Utah Supreme Court

Does a forum selection clause prevent application of Utah's borrowing statute? Federated v. Libby Explained

2016 UT 41
No(s). 20140208, 20140249
September 6, 2016
Affirmed

Summary

Credit card companies brought breach of contract actions against defaulting cardholders after Pennsylvania’s four-year statute of limitations had expired but within Utah’s six-year limitation period. The district court granted summary judgment for defendants, applying Utah’s borrowing statute to adopt Pennsylvania’s shorter limitations period and bar the claims.

Analysis

In Federated Capital Corp. v. Libby, the Utah Supreme Court addressed whether a forum selection clause requiring application of Utah law prevents the operation of Utah’s borrowing statute. The case arose when credit card companies sued defaulting cardholders after Pennsylvania’s four-year statute of limitations had expired but within Utah’s six-year period.

Background and Facts

Appellees signed credit card agreements containing both a forum selection clause requiring suit in Utah courts and a choice of law provision selecting Utah law. The agreements required payments to be sent to Philadelphia addresses. When appellees defaulted in 2006, Federated filed suit in 2012—within Utah’s six-year statute of limitations but beyond Pennsylvania’s four-year period. The district court applied Utah’s borrowing statute, adopting Pennsylvania’s shorter limitations period and granting summary judgment for defendants.

Key Legal Issues

The central question was whether an enforceable forum selection clause precludes application of Utah’s borrowing statute, which requires Utah courts to apply a foreign jurisdiction’s statute of limitations when a cause of action arises in that jurisdiction and is “not actionable” there “by reason of the lapse of time.”

Court’s Analysis and Holding

The court rejected both of Federated’s arguments. First, it held that the contractual provisions selecting “all of Utah’s laws” necessarily included the borrowing statute itself. The borrowing statute does not merely apply foreign law but “borrows” and adopts it, making it Utah law for that dispute. Second, the court found that claims can be “not actionable by reason of the lapse of time” even when alternative grounds for dismissal exist, such as a forum selection clause preventing suit elsewhere.

Practice Implications

This decision clarifies that forum selection clauses alone cannot circumvent Utah’s borrowing statute. The court emphasized it would not create judicial exceptions to statutory requirements absent clear legislative direction.

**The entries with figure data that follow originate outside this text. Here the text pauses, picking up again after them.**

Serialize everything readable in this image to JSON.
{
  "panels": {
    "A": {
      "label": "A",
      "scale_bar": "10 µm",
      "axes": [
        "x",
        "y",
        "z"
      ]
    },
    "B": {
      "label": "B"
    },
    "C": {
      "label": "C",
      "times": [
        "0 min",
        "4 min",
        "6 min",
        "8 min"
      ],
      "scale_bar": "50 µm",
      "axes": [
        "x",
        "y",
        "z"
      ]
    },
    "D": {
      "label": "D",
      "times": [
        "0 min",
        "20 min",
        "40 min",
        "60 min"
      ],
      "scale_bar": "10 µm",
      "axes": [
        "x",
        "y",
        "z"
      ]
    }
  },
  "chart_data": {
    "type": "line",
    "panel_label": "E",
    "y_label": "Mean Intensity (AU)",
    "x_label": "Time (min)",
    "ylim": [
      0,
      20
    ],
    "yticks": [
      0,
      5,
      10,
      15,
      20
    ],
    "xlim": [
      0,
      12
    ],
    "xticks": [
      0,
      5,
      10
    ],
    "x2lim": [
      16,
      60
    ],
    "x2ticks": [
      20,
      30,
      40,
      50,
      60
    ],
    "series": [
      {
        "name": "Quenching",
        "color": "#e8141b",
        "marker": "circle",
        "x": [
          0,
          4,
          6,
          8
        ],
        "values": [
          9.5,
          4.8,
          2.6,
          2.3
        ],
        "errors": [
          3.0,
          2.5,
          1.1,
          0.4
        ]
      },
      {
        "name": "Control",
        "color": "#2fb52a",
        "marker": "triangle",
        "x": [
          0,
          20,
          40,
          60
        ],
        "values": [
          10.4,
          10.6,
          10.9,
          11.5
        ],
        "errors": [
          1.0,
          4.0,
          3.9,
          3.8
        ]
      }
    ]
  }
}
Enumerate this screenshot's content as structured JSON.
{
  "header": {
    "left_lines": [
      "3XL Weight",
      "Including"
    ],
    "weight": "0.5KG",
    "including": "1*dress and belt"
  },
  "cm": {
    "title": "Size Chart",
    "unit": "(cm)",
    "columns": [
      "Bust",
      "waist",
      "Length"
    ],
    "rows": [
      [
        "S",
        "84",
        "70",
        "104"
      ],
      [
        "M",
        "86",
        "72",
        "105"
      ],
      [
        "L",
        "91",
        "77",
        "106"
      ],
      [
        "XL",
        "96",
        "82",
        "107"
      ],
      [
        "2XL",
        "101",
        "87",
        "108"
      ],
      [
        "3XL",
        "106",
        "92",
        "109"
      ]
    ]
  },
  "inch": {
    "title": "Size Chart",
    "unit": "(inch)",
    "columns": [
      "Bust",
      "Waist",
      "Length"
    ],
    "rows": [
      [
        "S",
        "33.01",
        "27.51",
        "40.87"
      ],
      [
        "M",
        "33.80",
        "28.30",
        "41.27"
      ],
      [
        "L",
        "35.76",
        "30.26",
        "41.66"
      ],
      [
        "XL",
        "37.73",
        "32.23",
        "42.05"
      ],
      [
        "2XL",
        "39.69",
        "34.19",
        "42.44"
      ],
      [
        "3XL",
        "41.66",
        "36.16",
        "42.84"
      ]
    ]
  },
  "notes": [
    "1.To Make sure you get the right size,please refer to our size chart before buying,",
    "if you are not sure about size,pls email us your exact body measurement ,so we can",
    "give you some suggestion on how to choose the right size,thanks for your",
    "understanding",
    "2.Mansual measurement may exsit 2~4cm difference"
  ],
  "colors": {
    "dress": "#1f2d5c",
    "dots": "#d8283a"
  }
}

Associate Chief Justice Lee’s concurrence noted an important unresolved question: whether the borrowing statute’s “arises in” language should follow choice-of-law rules rather than traditional place-of-performance tests when contracts contain choice-of-law clauses.

Original Opinion

Link to Original Case

Case Details

Case Name

Federated v. Libby

Citation

2016 UT 41

Court

Utah Supreme Court

Case Number

No(s). 20140208, 20140249

Date Decided

September 6, 2016

Outcome

Affirmed

Holding

A forum selection clause requiring application of Utah law does not preclude Utah’s borrowing statute from adopting a foreign jurisdiction’s shorter statute of limitations when the cause of action arose in that foreign jurisdiction.

Standard of Review

Correctness for summary judgment, statutory interpretation, and application of statute of limitations

Practice Tip

When drafting forum selection and choice of law clauses, consider explicitly addressing whether the borrowing statute should apply to avoid unintended adoption of shorter foreign limitation periods.